Thanks for raising this concern. we introduced our test platform for the proposed SCNN hardware architecture introduced in Section 5.1 and shown in Figure 9 (Lines 307-311). Unlike analog ASIC design which needs oscilloscope, the timing of digital FPGA implementations is guaranteed by static timing analyzing in the design tool, and in our work, is physically monitored by the ARM IP core with a timer. Such method for real-time performance evaluation is mainly a common trivial engineering trick and we think it is not suitable to be more detailed in an academic research article.   

We have almost re-written the first paragraph of subsection 5.1 (Lines 307-325). We have stated that “the four FPGA prototypes were running under a clock frequency of 100 MHz” (Lines 314-315), and “The prototype inference speed on the MNIST and Fashion-MINIST images for the SCNN model configurations in Table 1 were all as high as around 1250 frame/s (fps), under the 100 MHz clock frequency and with 100 time-steps for each image.” (Lines 339-341)

  1. What is the hardware description language used, apart from the on-chip hardware IP core of ARM processor?

Thanks for reminding us to give this piece of information. We added a sentence at the start of Sec 5.1: “In this work, we used the SystemVerilog to describe the proposed SCNN hardware architecture and the processing circuits...” (Lines 307-311).

  1. Regarding the system design itself (Section 5 in the manuscript), I feel that a lack of details on the exact software tools (Vivado version, simulator or debugger tools, ILA, IPs) and hardware is missing. Optional, FPGA utilization resources, clock timing, power consumption report can also be provided.

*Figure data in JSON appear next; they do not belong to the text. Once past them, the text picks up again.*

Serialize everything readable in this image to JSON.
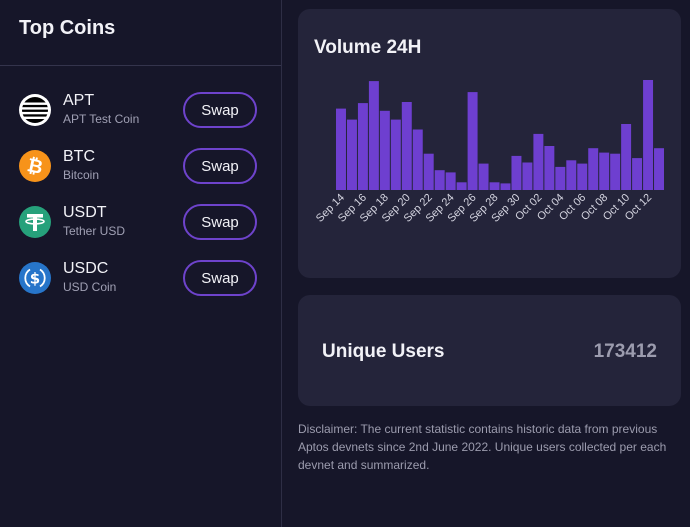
{
  "sidebar": {
    "title": "Top Coins",
    "coins": [
      {
        "symbol": "APT",
        "name": "APT Test Coin",
        "swap_label": "Swap",
        "icon": "aptos-logo-icon",
        "color": "#000000"
      },
      {
        "symbol": "BTC",
        "name": "Bitcoin",
        "swap_label": "Swap",
        "icon": "bitcoin-logo-icon",
        "color": "#f7931a"
      },
      {
        "symbol": "USDT",
        "name": "Tether USD",
        "swap_label": "Swap",
        "icon": "tether-logo-icon",
        "color": "#26a17b"
      },
      {
        "symbol": "USDC",
        "name": "USD Coin",
        "swap_label": "Swap",
        "icon": "usdc-logo-icon",
        "color": "#2775ca"
      }
    ]
  },
  "volume": {
    "title": "Volume 24H"
  },
  "chart_data": {
    "type": "bar",
    "title": "Volume 24H",
    "xlabel": "",
    "ylabel": "",
    "x_tick_labels": [
      "Sep 14",
      "Sep 16",
      "Sep 18",
      "Sep 20",
      "Sep 22",
      "Sep 24",
      "Sep 26",
      "Sep 28",
      "Sep 30",
      "Oct 02",
      "Oct 04",
      "Oct 06",
      "Oct 08",
      "Oct 10",
      "Oct 12"
    ],
    "categories": [
      "Sep 14",
      "Sep 15",
      "Sep 16",
      "Sep 17",
      "Sep 18",
      "Sep 19",
      "Sep 20",
      "Sep 21",
      "Sep 22",
      "Sep 23",
      "Sep 24",
      "Sep 25",
      "Sep 26",
      "Sep 27",
      "Sep 28",
      "Sep 29",
      "Sep 30",
      "Oct 01",
      "Oct 02",
      "Oct 03",
      "Oct 04",
      "Oct 05",
      "Oct 06",
      "Oct 07",
      "Oct 08",
      "Oct 09",
      "Oct 10",
      "Oct 11",
      "Oct 12",
      "Oct 13"
    ],
    "values": [
      74,
      64,
      79,
      99,
      72,
      64,
      80,
      55,
      33,
      18,
      16,
      7,
      89,
      24,
      7,
      6,
      31,
      25,
      51,
      40,
      21,
      27,
      24,
      38,
      34,
      33,
      60,
      29,
      100,
      38
    ],
    "color": "#6e3fd0",
    "grid": false,
    "legend": "none"
  },
  "users": {
    "label": "Unique Users",
    "value": "173412"
  },
  "disclaimer": "Disclaimer: The current statistic contains historic data from previous Aptos devnets since 2nd June 2022. Unique users collected per each devnet and summarized."
}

Similar to comment #1, the details in using the project design toolkits is a tedious engineering flow which is not proper to be reported in an academic article. The RTL SystemVerilog verification was done in Modelsim, and the synthesis and P&R were simply realized in the Xilin Vivado. The ARM IP core integration employed the IP block design GUI in the Vivado. ILA was not used because we have our own design flow to guarantee the function of the core prototype (mainly in RTL coding verification, a mature framework to correctly integrate the ARM IP core and its software, and the whole evaluation system with our debugging software)… Such engineering flow is so complicated and tedious, and revealing these in a research paper would not contribute to the research innovation.    

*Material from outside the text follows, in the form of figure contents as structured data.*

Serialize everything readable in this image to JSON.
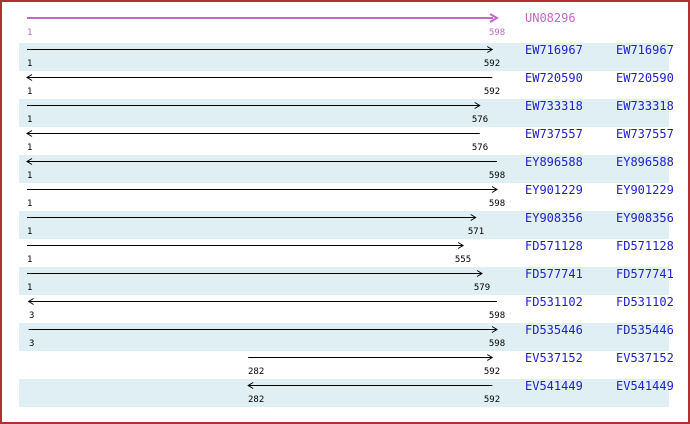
{
  "reference": {
    "id": "UN08296",
    "start": 1,
    "end": 598,
    "start_label": "1",
    "end_label": "598",
    "direction": "right"
  },
  "alignments": [
    {
      "id": "EW716967",
      "start": 1,
      "end": 592,
      "direction": "right",
      "shaded": true
    },
    {
      "id": "EW720590",
      "start": 1,
      "end": 592,
      "direction": "left",
      "shaded": false
    },
    {
      "id": "EW733318",
      "start": 1,
      "end": 576,
      "direction": "right",
      "shaded": true
    },
    {
      "id": "EW737557",
      "start": 1,
      "end": 576,
      "direction": "left",
      "shaded": false
    },
    {
      "id": "EY896588",
      "start": 1,
      "end": 598,
      "direction": "left",
      "shaded": true
    },
    {
      "id": "EY901229",
      "start": 1,
      "end": 598,
      "direction": "right",
      "shaded": false
    },
    {
      "id": "EY908356",
      "start": 1,
      "end": 571,
      "direction": "right",
      "shaded": true
    },
    {
      "id": "FD571128",
      "start": 1,
      "end": 555,
      "direction": "right",
      "shaded": false
    },
    {
      "id": "FD577741",
      "start": 1,
      "end": 579,
      "direction": "right",
      "shaded": true
    },
    {
      "id": "FD531102",
      "start": 3,
      "end": 598,
      "direction": "left",
      "shaded": false
    },
    {
      "id": "FD535446",
      "start": 3,
      "end": 598,
      "direction": "right",
      "shaded": true
    },
    {
      "id": "EV537152",
      "start": 282,
      "end": 592,
      "direction": "right",
      "shaded": false
    },
    {
      "id": "EV541449",
      "start": 282,
      "end": 592,
      "direction": "left",
      "shaded": true
    }
  ],
  "colors": {
    "border": "#b23030",
    "row_band": "#e0eff4",
    "sequence_id_blue": "#2121cc",
    "reference_magenta": "#c666c6",
    "alignment_arrow": "#000000"
  },
  "chart_data": {
    "type": "bar",
    "subtype": "horizontal-span-alignment",
    "title": "UN08296",
    "xlabel": "",
    "ylabel": "",
    "xlim": [
      1,
      598
    ],
    "grid": false,
    "legend": "none",
    "reference": {
      "name": "UN08296",
      "start": 1,
      "end": 598,
      "strand": "+"
    },
    "series": [
      {
        "name": "EW716967",
        "start": 1,
        "end": 592,
        "strand": "+"
      },
      {
        "name": "EW720590",
        "start": 1,
        "end": 592,
        "strand": "-"
      },
      {
        "name": "EW733318",
        "start": 1,
        "end": 576,
        "strand": "+"
      },
      {
        "name": "EW737557",
        "start": 1,
        "end": 576,
        "strand": "-"
      },
      {
        "name": "EY896588",
        "start": 1,
        "end": 598,
        "strand": "-"
      },
      {
        "name": "EY901229",
        "start": 1,
        "end": 598,
        "strand": "+"
      },
      {
        "name": "EY908356",
        "start": 1,
        "end": 571,
        "strand": "+"
      },
      {
        "name": "FD571128",
        "start": 1,
        "end": 555,
        "strand": "+"
      },
      {
        "name": "FD577741",
        "start": 1,
        "end": 579,
        "strand": "+"
      },
      {
        "name": "FD531102",
        "start": 3,
        "end": 598,
        "strand": "-"
      },
      {
        "name": "FD535446",
        "start": 3,
        "end": 598,
        "strand": "+"
      },
      {
        "name": "EV537152",
        "start": 282,
        "end": 592,
        "strand": "+"
      },
      {
        "name": "EV541449",
        "start": 282,
        "end": 592,
        "strand": "-"
      }
    ]
  }
}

Besides, the FPGA utilization resources, clock timing, power consumption have already been reported in our original submission. Please see them in Table 2 and Lines 317 – 318 in this revised submission.

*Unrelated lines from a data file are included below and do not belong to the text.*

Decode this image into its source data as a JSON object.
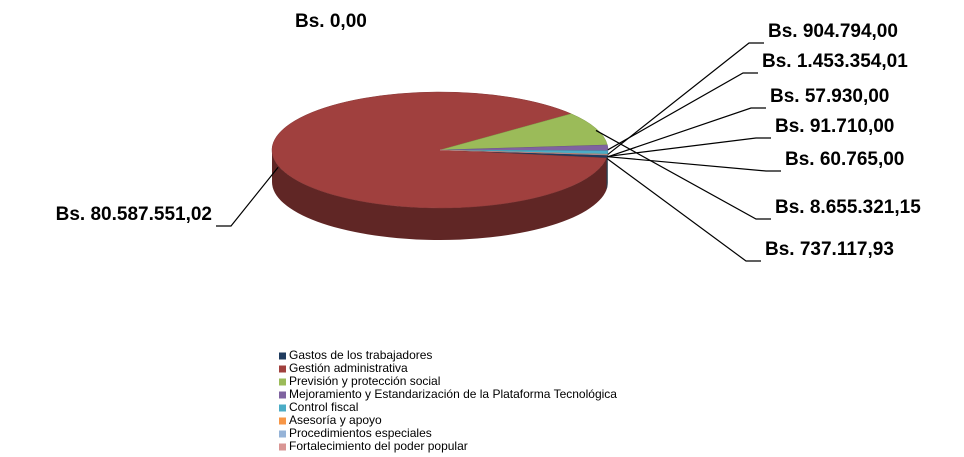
{
  "chart_data": {
    "type": "pie",
    "categories": [
      "Gastos de los trabajadores",
      "Gestión administrativa",
      "Previsión y protección social",
      "Mejoramiento y Estandarización de la Plataforma Tecnológica",
      "Control fiscal",
      "Asesoría y apoyo",
      "Procedimientos especiales",
      "Fortalecimiento del poder popular",
      null
    ],
    "values": [
      737117.93,
      80587551.02,
      8655321.15,
      1453354.01,
      904794.0,
      91710.0,
      60765.0,
      57930.0,
      0
    ],
    "value_labels": [
      "Bs. 737.117,93",
      "Bs. 80.587.551,02",
      "Bs. 8.655.321,15",
      "Bs. 1.453.354,01",
      "Bs. 904.794,00",
      "Bs. 91.710,00",
      "Bs. 60.765,00",
      "Bs. 57.930,00",
      "Bs. 0,00"
    ],
    "colors": [
      "#1f3b5e",
      "#a0403e",
      "#9bbb59",
      "#7f63a0",
      "#4bacc6",
      "#f79646",
      "#95b3d7",
      "#d99694",
      "#4f81bd"
    ],
    "legend": "bottom"
  }
}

  1. Section 5 should continue by adding a chapter of discussions about the tests performed by the authors, as well as the analysis of the contributions made by THIS paper in the context of pixel stream processing, neuromorphic VLSI architectures and SCNN hardware scientific research.

We greatly thank Reviewer for raising these comments. A new paragraph is now added to the end of Sec 5.2 for discussing these issues. (Lines 383-395)

  1. What are the contributions of the authors and the research innovation brought with this publication?

Thanks. we proposed a scalable, cost-efficient and high-speed VLSI architecture to accelerate deep SCNN inference for real-time and low-cost embedded system. Our SCNN architecture leverages the snapshot of binary spike maps at each time-step along with the spike-map pixel stream processing pipeline to maximize spike throughput, while minimizing the computation and storage consumptions of hardware resources. (Lines 90-98)

The spike map stream processing mechanism proposed by us is introduced in the Sec 3. We explain the working mechanism of spike stream processing technology, and it bring us the following advantages: 1) Small memory footprint; 2) High pixel throughput; 3) Reduced computing resource. Reviewer could also find the summation in the Sec 3. (Lines 196-210)

Thanks again for the Reviewer’s comments on our work.

Author Response File: Author Response.pdf

Round 2

Reviewer 2 Report

The paper was improved by the revision process. I think that the paper can be accepted.